Flip the script by building relationships “below, across and above in the organization.”
Feeling stuck with a job? Familiar with the dread and sleeplessness that often sets in Sunday evening, as the weekend draws to a close and Monday morning looms?
Whether it’s a great salary, decent health insurance or finally an office with a door, sometimes we decide to stay in a job that isn’t perfect. And there are a lot of us who feel stuck — a recent Gallup poll indicates that only 32 percent of U.S. workers reported feeling “engaged” or able to do their best at work.
But there is a strategy that may allow us to take that icky job and make it better, according to Kathryn Crawford Saxer, a Seattle-based executive career coach.

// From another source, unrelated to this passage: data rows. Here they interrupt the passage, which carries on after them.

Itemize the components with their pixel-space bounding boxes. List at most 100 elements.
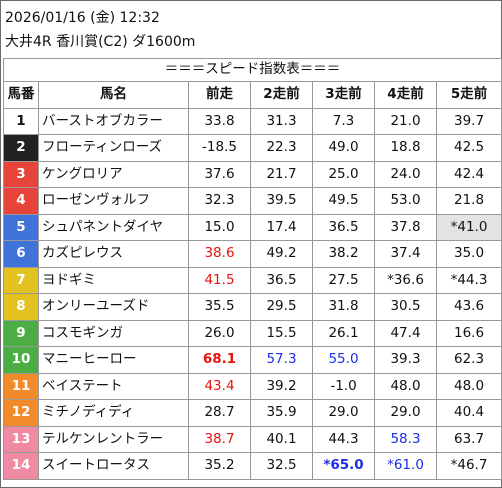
speed-index-cell: *41.0 (435, 213, 502, 241)
column-header: 5走前 (435, 81, 502, 109)
horse-name-cell: テルケンレントラー (38, 425, 189, 453)
horse-number-cell: 1 (3, 107, 39, 135)
speed-index-cell: 39.7 (435, 107, 502, 135)
speed-index-cell: 49.0 (312, 134, 375, 162)
horse-name-cell: シュパネントダイヤ (38, 213, 189, 241)
speed-index-cell: 62.3 (435, 346, 502, 374)
table-header-row: 馬番 馬名 前走 2走前 3走前 4走前 5走前 (3, 81, 502, 109)
horse-number-cell: 10 (3, 346, 39, 374)
speed-index-cell: 38.6 (188, 240, 251, 268)
horse-name-cell: マニーヒーロー (38, 346, 189, 374)
speed-index-cell: 35.9 (250, 399, 313, 427)
speed-index-cell: 26.0 (188, 319, 251, 347)
horse-number-cell: 6 (3, 240, 39, 268)
speed-index-cell: 36.5 (312, 213, 375, 241)
horse-name-cell: ヨドギミ (38, 266, 189, 294)
horse-number-cell: 12 (3, 399, 39, 427)
table-title: ＝＝＝スピード指数表＝＝＝ (2, 58, 502, 82)
speed-index-cell: 25.0 (312, 160, 375, 188)
horse-number-cell: 8 (3, 293, 39, 321)
horse-number-cell: 14 (3, 452, 39, 480)
speed-index-cell: 53.0 (374, 187, 437, 215)
speed-index-cell: -1.0 (312, 372, 375, 400)
speed-index-cell: 39.3 (374, 346, 437, 374)
speed-index-cell: 31.3 (250, 107, 313, 135)
speed-index-cell: 29.0 (312, 399, 375, 427)
table-row: 11 ベイステート 43.4 39.2 -1.0 48.0 48.0 (3, 372, 502, 400)
horse-number-cell: 2 (3, 134, 39, 162)
speed-index-cell: 22.3 (250, 134, 313, 162)
horse-number-cell: 3 (3, 160, 39, 188)
horse-name-cell: ミチノディディ (38, 399, 189, 427)
speed-index-cell: 40.4 (435, 399, 502, 427)
speed-index-table: ＝＝＝スピード指数表＝＝＝ 馬番 馬名 前走 2走前 3走前 4走前 5走前 1… (2, 58, 502, 480)
horse-name-cell: フローティンローズ (38, 134, 189, 162)
speed-index-cell: 49.2 (250, 240, 313, 268)
speed-index-cell: 47.4 (374, 319, 437, 347)
horse-name-cell: スイートロータス (38, 452, 189, 480)
speed-index-cell: *46.7 (435, 452, 502, 480)
horse-name-cell: ベイステート (38, 372, 189, 400)
speed-index-cell: 28.7 (188, 399, 251, 427)
table-row: 2 フローティンローズ -18.5 22.3 49.0 18.8 42.5 (3, 134, 502, 162)
speed-index-cell: 35.0 (435, 240, 502, 268)
speed-index-cell: 37.4 (374, 240, 437, 268)
speed-index-cell: 27.5 (312, 266, 375, 294)
speed-index-cell: 57.3 (250, 346, 313, 374)
speed-index-cell: 37.6 (188, 160, 251, 188)
speed-index-cell: 26.1 (312, 319, 375, 347)
speed-index-cell: 21.8 (435, 187, 502, 215)
table-row: 13 テルケンレントラー 38.7 40.1 44.3 58.3 63.7 (3, 425, 502, 453)
speed-index-cell: 55.0 (312, 346, 375, 374)
speed-index-cell: *61.0 (374, 452, 437, 480)
table-row: 1 バーストオブカラー 33.8 31.3 7.3 21.0 39.7 (3, 107, 502, 135)
speed-index-cell: 15.0 (188, 213, 251, 241)
speed-index-cell: 49.5 (312, 187, 375, 215)
speed-index-cell: 48.0 (374, 372, 437, 400)
horse-number-cell: 5 (3, 213, 39, 241)
speed-index-cell: 58.3 (374, 425, 437, 453)
speed-index-cell: 63.7 (435, 425, 502, 453)
speed-index-cell: 30.5 (374, 293, 437, 321)
column-header: 前走 (188, 81, 251, 109)
speed-index-cell: 40.1 (250, 425, 313, 453)
table-row: 6 カズピレウス 38.6 49.2 38.2 37.4 35.0 (3, 240, 502, 268)
horse-name-cell: カズピレウス (38, 240, 189, 268)
table-row: 14 スイートロータス 35.2 32.5 *65.0 *61.0 *46.7 (3, 452, 502, 480)
speed-index-cell: -18.5 (188, 134, 251, 162)
speed-index-cell: *44.3 (435, 266, 502, 294)
speed-index-cell: 31.8 (312, 293, 375, 321)
speed-index-cell: 38.7 (188, 425, 251, 453)
column-header: 馬名 (38, 81, 189, 109)
speed-index-cell: 39.2 (250, 372, 313, 400)
table-row: 10 マニーヒーロー 68.1 57.3 55.0 39.3 62.3 (3, 346, 502, 374)
horse-name-cell: バーストオブカラー (38, 107, 189, 135)
column-header: 馬番 (3, 81, 39, 109)
horse-number-cell: 4 (3, 187, 39, 215)
speed-index-cell: 36.5 (250, 266, 313, 294)
speed-index-cell: 16.6 (435, 319, 502, 347)
speed-index-cell: 48.0 (435, 372, 502, 400)
table-row: 9 コスモギンガ 26.0 15.5 26.1 47.4 16.6 (3, 319, 502, 347)
speed-index-cell: 18.8 (374, 134, 437, 162)
horse-name-cell: ケングロリア (38, 160, 189, 188)
speed-index-cell: 33.8 (188, 107, 251, 135)
column-header: 2走前 (250, 81, 313, 109)
speed-index-cell: 37.8 (374, 213, 437, 241)
table-row: 4 ローゼンヴォルフ 32.3 39.5 49.5 53.0 21.8 (3, 187, 502, 215)
column-header: 3走前 (312, 81, 375, 109)
speed-index-cell: 15.5 (250, 319, 313, 347)
datetime-label: 2026/01/16 (金) 12:32 (5, 10, 160, 26)
horse-name-cell: オンリーユーズド (38, 293, 189, 321)
speed-index-cell: *36.6 (374, 266, 437, 294)
speed-index-cell: 17.4 (250, 213, 313, 241)
speed-index-cell: 44.3 (312, 425, 375, 453)
race-info-label: 大井4R 香川賞(C2) ダ1600m (5, 34, 196, 50)
horse-name-cell: コスモギンガ (38, 319, 189, 347)
speed-index-cell: 35.2 (188, 452, 251, 480)
horse-name-cell: ローゼンヴォルフ (38, 187, 189, 215)
speed-index-cell: 21.7 (250, 160, 313, 188)
speed-index-cell: 32.3 (188, 187, 251, 215)
horse-number-cell: 7 (3, 266, 39, 294)
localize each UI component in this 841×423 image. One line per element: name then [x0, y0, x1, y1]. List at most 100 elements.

“Transforming a job into something you love has a lot to do with relationships,” Saxer says.
To help someone who just wants to feel more positive about their current job, she would start by coaching the worker to create and nurture strong relationships “below, across and above in the organization.”

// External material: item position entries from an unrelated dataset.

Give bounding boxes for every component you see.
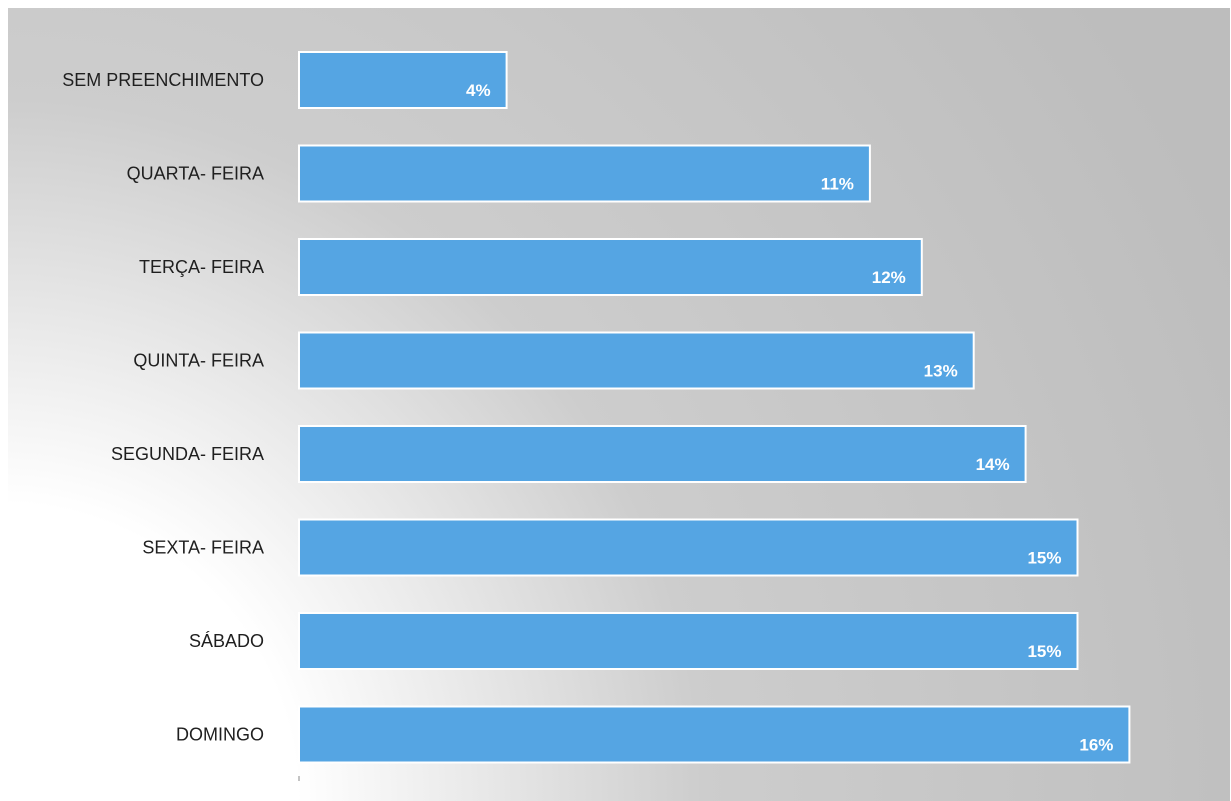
value-label: 12% bbox=[872, 268, 906, 287]
value-label: 11% bbox=[821, 175, 854, 194]
value-label: 13% bbox=[924, 362, 958, 381]
value-label: 16% bbox=[1079, 736, 1113, 755]
value-label: 15% bbox=[1027, 549, 1061, 568]
category-label: QUARTA- FEIRA bbox=[127, 164, 264, 184]
category-label: SEGUNDA- FEIRA bbox=[111, 444, 264, 464]
value-label: 14% bbox=[976, 455, 1010, 474]
value-label: 15% bbox=[1027, 642, 1061, 661]
bar-7 bbox=[298, 705, 1131, 764]
bar-6 bbox=[298, 612, 1079, 670]
bar-2 bbox=[298, 238, 923, 296]
bar-0 bbox=[298, 51, 508, 109]
bar-4 bbox=[298, 425, 1027, 483]
category-label: SEXTA- FEIRA bbox=[142, 538, 264, 558]
bar-3 bbox=[298, 331, 975, 390]
plot-background bbox=[8, 8, 1230, 801]
category-label: DOMINGO bbox=[176, 725, 264, 745]
category-label: SEM PREENCHIMENTO bbox=[62, 70, 264, 90]
category-label: SÁBADO bbox=[189, 631, 264, 651]
bar-1 bbox=[298, 144, 871, 203]
category-label: TERÇA- FEIRA bbox=[139, 257, 264, 277]
bar-5 bbox=[298, 518, 1079, 577]
category-label: QUINTA- FEIRA bbox=[133, 351, 264, 371]
value-label: 4% bbox=[466, 81, 491, 100]
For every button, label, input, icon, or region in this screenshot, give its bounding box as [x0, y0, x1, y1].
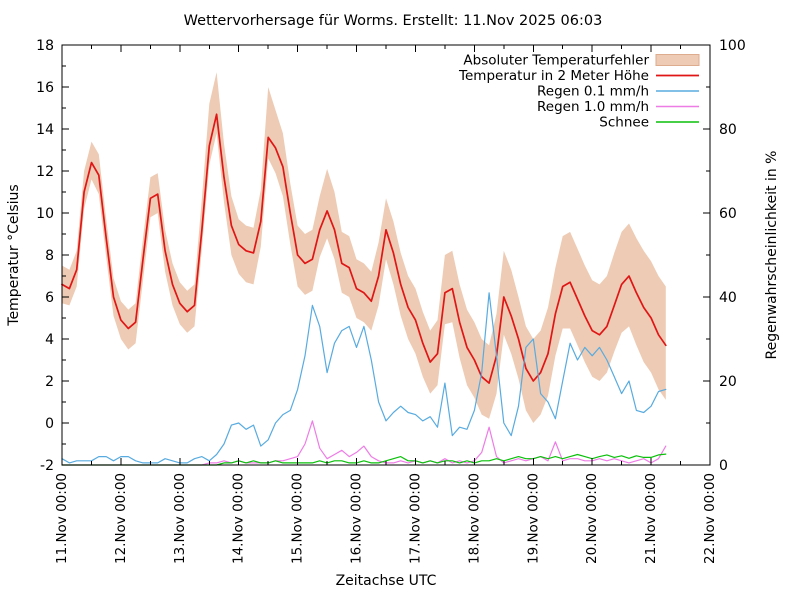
legend-item-rain10: Regen 1.0 mm/h: [537, 99, 699, 115]
temperature-line: [61, 113, 667, 384]
chart-title: Wettervorhersage für Worms. Erstellt: 11…: [184, 13, 603, 29]
plot-area: -2 0 2 4 6 8 10 12 14 16 18 0 20 40 60 80 100 11.Nov 00:0…: [36, 38, 746, 564]
x-tick-label: 19.Nov 00:00: [525, 473, 541, 564]
x-tick-label: 21.Nov 00:00: [643, 473, 659, 564]
legend-label: Absoluter Temperaturfehler: [463, 53, 649, 69]
tick-label: -2: [40, 458, 54, 474]
x-axis-title: Zeitachse UTC: [336, 573, 437, 589]
legend-item-snow: Schnee: [599, 115, 699, 131]
x-tick-label: 22.Nov 00:00: [702, 473, 718, 564]
x-tick-labels: 11.Nov 00:00 12.Nov 00:00 13.Nov 00:00 14.N…: [54, 473, 718, 564]
rain-10mmh-line: [61, 420, 667, 466]
tick-label: 20: [719, 374, 737, 390]
axis-ticks: [61, 44, 711, 466]
tick-label: 8: [45, 248, 54, 264]
x-tick-label: 11.Nov 00:00: [54, 473, 70, 564]
legend-label: Schnee: [599, 115, 649, 131]
legend-label: Temperatur in 2 Meter Höhe: [458, 68, 649, 84]
legend-item-rain01: Regen 0.1 mm/h: [537, 84, 699, 100]
tick-label: 0: [719, 458, 728, 474]
temperature-error-band: [62, 72, 666, 424]
legend-item-band: Absoluter Temperaturfehler: [463, 53, 700, 69]
tick-label: 16: [36, 80, 54, 96]
x-tick-label: 13.Nov 00:00: [172, 473, 188, 564]
legend-label: Regen 0.1 mm/h: [537, 84, 649, 100]
y-left-tick-labels: -2 0 2 4 6 8 10 12 14 16 18: [36, 38, 54, 474]
tick-label: 10: [36, 206, 54, 222]
legend-band-swatch: [655, 54, 700, 66]
x-tick-label: 12.Nov 00:00: [113, 473, 129, 564]
right-axis-title: Regenwahrscheinlichkeit in %: [764, 151, 780, 360]
legend-item-temperature: Temperatur in 2 Meter Höhe: [458, 68, 699, 84]
x-tick-label: 15.Nov 00:00: [290, 473, 306, 564]
tick-label: 6: [45, 290, 54, 306]
tick-label: 2: [45, 374, 54, 390]
x-tick-label: 14.Nov 00:00: [231, 473, 247, 564]
left-axis-title: Temperatur °Celsius: [6, 184, 22, 326]
tick-label: 0: [45, 416, 54, 432]
tick-label: 12: [36, 164, 54, 180]
tick-label: 100: [719, 38, 746, 54]
legend-label: Regen 1.0 mm/h: [537, 99, 649, 115]
x-tick-label: 16.Nov 00:00: [349, 473, 365, 564]
tick-label: 80: [719, 122, 737, 138]
tick-label: 60: [719, 206, 737, 222]
tick-label: 18: [36, 38, 54, 54]
rain-01mmh-line: [61, 292, 667, 464]
y-right-tick-labels: 0 20 40 60 80 100: [719, 38, 746, 474]
tick-label: 4: [45, 332, 54, 348]
x-tick-label: 20.Nov 00:00: [584, 473, 600, 564]
tick-label: 14: [36, 122, 54, 138]
x-tick-label: 18.Nov 00:00: [466, 473, 482, 564]
tick-label: 40: [719, 290, 737, 306]
x-tick-label: 17.Nov 00:00: [408, 473, 424, 564]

This may feel counterintuitive because when you are feeling unhappy with work, you mostly want to just put your head down, get your job done and get out of there.
But this is not an approach Saxer recommends. Instead, the idea is to create meaningful, positive interactions so you begin to see the job in a different way.

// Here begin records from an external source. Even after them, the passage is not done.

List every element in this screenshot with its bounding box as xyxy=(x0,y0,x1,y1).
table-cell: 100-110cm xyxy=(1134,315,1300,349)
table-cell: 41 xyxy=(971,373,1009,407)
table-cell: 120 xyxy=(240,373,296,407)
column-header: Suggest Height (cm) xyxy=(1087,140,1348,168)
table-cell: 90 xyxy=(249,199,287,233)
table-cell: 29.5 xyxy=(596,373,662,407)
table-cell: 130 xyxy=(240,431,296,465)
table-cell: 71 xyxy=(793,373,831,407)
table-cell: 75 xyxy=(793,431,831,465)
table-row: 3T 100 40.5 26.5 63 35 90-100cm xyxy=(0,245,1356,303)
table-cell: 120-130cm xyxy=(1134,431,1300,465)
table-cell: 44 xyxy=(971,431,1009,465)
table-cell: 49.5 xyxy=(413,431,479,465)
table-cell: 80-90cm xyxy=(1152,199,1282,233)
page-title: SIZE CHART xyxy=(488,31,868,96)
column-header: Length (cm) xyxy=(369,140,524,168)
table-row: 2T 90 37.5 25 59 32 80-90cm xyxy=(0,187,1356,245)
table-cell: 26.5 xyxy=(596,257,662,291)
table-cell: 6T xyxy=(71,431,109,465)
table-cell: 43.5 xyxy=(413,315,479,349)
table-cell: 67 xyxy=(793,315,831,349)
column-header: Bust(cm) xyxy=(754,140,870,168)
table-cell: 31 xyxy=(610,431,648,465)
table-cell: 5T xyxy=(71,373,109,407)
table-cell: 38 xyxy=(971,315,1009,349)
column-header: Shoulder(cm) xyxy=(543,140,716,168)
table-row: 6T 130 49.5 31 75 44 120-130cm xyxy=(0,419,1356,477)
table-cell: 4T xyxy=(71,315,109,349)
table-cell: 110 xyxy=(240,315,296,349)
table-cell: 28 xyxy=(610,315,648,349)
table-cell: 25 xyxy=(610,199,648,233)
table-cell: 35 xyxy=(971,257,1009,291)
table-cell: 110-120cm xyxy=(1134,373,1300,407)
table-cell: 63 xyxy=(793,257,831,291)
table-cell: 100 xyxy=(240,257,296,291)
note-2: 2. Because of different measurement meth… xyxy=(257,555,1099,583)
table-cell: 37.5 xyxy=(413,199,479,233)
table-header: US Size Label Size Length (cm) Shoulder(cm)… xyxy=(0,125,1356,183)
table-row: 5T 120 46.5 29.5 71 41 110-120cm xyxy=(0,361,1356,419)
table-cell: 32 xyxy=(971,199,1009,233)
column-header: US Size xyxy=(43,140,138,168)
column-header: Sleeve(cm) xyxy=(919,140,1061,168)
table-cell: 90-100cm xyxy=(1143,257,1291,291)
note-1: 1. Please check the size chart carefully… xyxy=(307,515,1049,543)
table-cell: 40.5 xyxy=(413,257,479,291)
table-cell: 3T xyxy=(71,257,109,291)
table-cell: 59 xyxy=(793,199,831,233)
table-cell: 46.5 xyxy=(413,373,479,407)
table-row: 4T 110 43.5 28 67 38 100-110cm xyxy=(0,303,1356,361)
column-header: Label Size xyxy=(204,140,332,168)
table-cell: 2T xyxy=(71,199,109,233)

“This means literally blocking time in your calendar to stop by peoples’ desks. Or taking some time on the way to the bathroom or wherever for a quick hello, check in, friendly exchange,” Saxer says. “This means planning several weeks ahead to schedule at least one lunch or coffee per week with a colleague.”
For a while, this strategy worked for Tasha Bishop, of North Bend. She was hired at a small, Bellevue-based software startup, where she thought she could make a difference by coaching and mentoring the employees.
But within two months, the CEO had decided that Bishop might not be the right person for the job. She then worked even harder to prove him wrong.
When she realized the pressure had become so intense that she was carrying the stress home at the end of the day, she had an idea. Though she felt drained, she invested more energy in her relationships with the clients and staff.
“Looking back, I realized that I learned so much,” says Bishop.
She found a renewed sense of purpose. She eventually left the company, but developed lasting bonds with her colleagues and customers.
She may not have realized it at the time, but Bishop was practicing a form of “job crafting,” a concept where people can redesign their current job and focus on the tasks or relationships that make their work more meaningful.
Professor Amy Wrzesniewski from the Yale School of Management describes this as more than just reframing the way we think about our jobs, but taking active steps to add or remove the job tasks that fit with our values and strengths. The result is a happier employee.
But sometimes, all the relationship-building and job crafting in the world won’t help. If this is the case, the time to quit is when you start dreading Sunday nights.
“Not just regret that the weekend is over, but that heavy, awful feeling,” Saxer says.
She recommends that her clients track that feeling over time so they can see whether it is a serious issue and not just a bad week.
Either way, it’s always a good idea to also build relationships and network outside of your current organization, keeping an ear to the ground for an opportunity that feels like a better fit.